Nice Above Fold - Page 966

  • Public TV execs and viewers respond to an anti-PBS op-ed that ran in several newspapers: the Salem Statesman Journal, the St. Petersburg Times and the Minneapolis Star Tribune (registration required).
  • The secret operations of a New York City agency obscure the likely sale of city TV and radio stations WNYE, reports the New York Times.
  • Talking with mediabistro.com, Washington Post magazine critic Peter Carlson reveals a perk of his job is getting the New Yorker delivered to his door. “I thought I was really hot shit until early one Sunday morning he delivered the wrong copy to me, and it was addressed to Noah Adams of NPR,” Carlson says. “I mean, Noah Adams is a fine human being, but we’re not talking about Henry Kissinger here.” (Via Romenesko.)
  • The Associated Press profiles Transom.org.
  • Executives at Denver’s two public TV stations “can’t agree whether it’s a blessing or a curse that the city has two PBS channels with different programs and audiences,” reports the Denver Business Journal.
  • The Public Broadcasting Button Collection collects promotional buttons from public radio and TV over the years. Sample: “1980. The year NPR stops being a secret. (don’t tell anybody)”
  • Richard Pearce discusses his film “The Road to Memphis,” an installment in PBS’s The Blues, on the Washington Post‘s website.

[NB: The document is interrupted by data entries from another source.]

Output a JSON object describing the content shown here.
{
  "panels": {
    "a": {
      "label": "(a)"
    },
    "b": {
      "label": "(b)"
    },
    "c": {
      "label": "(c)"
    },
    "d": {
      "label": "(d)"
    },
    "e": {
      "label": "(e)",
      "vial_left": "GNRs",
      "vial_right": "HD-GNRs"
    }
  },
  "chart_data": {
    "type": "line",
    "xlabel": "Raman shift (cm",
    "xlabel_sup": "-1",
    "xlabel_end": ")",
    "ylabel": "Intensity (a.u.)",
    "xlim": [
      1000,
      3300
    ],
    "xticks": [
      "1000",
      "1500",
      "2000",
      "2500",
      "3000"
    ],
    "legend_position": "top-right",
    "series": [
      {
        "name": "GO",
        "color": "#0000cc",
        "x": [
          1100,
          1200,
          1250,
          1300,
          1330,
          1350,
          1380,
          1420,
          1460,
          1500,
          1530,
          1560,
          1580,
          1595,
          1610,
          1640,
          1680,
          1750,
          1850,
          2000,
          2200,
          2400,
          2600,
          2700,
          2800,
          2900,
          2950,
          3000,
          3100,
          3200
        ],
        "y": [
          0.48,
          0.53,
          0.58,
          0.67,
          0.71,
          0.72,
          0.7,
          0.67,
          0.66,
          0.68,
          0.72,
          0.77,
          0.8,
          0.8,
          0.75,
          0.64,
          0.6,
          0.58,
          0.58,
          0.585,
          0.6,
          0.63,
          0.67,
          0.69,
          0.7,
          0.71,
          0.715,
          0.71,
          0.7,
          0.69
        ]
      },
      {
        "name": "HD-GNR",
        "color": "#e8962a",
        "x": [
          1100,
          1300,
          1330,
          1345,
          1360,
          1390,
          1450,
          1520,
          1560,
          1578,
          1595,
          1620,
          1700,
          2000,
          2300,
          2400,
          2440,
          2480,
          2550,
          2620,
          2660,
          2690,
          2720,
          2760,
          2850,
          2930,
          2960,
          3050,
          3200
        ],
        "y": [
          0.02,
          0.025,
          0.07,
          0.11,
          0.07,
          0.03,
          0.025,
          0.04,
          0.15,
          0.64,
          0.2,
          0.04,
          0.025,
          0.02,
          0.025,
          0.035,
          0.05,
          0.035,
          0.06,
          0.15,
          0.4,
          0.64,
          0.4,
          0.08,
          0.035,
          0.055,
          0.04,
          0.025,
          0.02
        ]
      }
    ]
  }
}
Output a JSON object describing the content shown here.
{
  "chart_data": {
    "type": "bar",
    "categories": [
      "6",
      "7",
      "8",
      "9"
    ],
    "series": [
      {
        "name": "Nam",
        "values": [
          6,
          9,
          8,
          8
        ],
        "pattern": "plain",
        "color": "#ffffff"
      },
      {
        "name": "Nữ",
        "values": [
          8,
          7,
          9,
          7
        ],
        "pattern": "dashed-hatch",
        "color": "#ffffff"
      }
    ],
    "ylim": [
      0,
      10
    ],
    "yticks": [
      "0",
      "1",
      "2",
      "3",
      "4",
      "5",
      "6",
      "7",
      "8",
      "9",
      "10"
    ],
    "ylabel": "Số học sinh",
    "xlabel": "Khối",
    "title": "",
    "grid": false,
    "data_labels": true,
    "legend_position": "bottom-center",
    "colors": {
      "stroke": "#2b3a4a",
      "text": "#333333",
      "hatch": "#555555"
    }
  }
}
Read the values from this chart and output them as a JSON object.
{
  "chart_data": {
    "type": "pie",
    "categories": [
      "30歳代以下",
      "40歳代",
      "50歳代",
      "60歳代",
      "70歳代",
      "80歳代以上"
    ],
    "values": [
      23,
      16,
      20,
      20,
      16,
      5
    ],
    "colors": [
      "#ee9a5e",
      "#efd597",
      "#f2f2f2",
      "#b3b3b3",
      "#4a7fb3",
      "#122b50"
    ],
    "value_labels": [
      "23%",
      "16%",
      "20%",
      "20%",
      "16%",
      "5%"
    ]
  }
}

  • Twenty-three more public TV organizations received digital conversion funding in the year’s second round of Public Telecommunications Facilities Program grants. Aid went to state networks in 10 states, Connecticut, Iowa, Montana, Nebraska, New Mexico, Oklahoma, South Carolina, Texas, Vermont and West Virginia, as well as to 13 stations in other states.
  • Gerald Boyd, the former New York Times editor who stepped down after the Jayson Blair flap, is talking with NPR’s Tavis Smiley about becoming executive producer of Smiley’s show, reports the New York Post‘s gossip column. (Via Romenesko.)
  • Noncommercial radio broadcasters can apply to the FCC to reserve certain vacant FM allotments. The deadline is Nov. 21. (PDF.)
  • As the number of TV channels grows, the number that the average household watches grows much more slowly, illustrating the squeeze on audience size. It’s now 15 out of 102. In terms of percentage, that’s a new low of 15 percent, reports MediaPost. (Thanks to Benton Foundation for the link.)
  • KCET, Los Angeles, has backed out of a joint bid for the license of KOCE in Orange County, the Los Angeles Times reported. The public TV station’s licensee, Coast Community College District, is expected to choose a buyer Oct. 15. This leaves KOCE’s nonprofit fundraising arm competing against higher bids from three religious broadcasters.
  • “It wasn’t until I was 28 that I could write confidently,” says Ira Glass in ReadyMade. “I had been living with a woman for seven years who thought I was a moron. The day after she moved out, I wrote my first good story.”
  • Kentucky’s Georgetown College is going to sell WRVG, its public radio station. Since this article was published, Current has learned that a group of station members has expressed interest in buying the station.
  • A retired physics professor and former Republican state legislator wants license holders to clamp down on a lefty bias that he discerns in programs broadcast by Montana PBS, according to AP.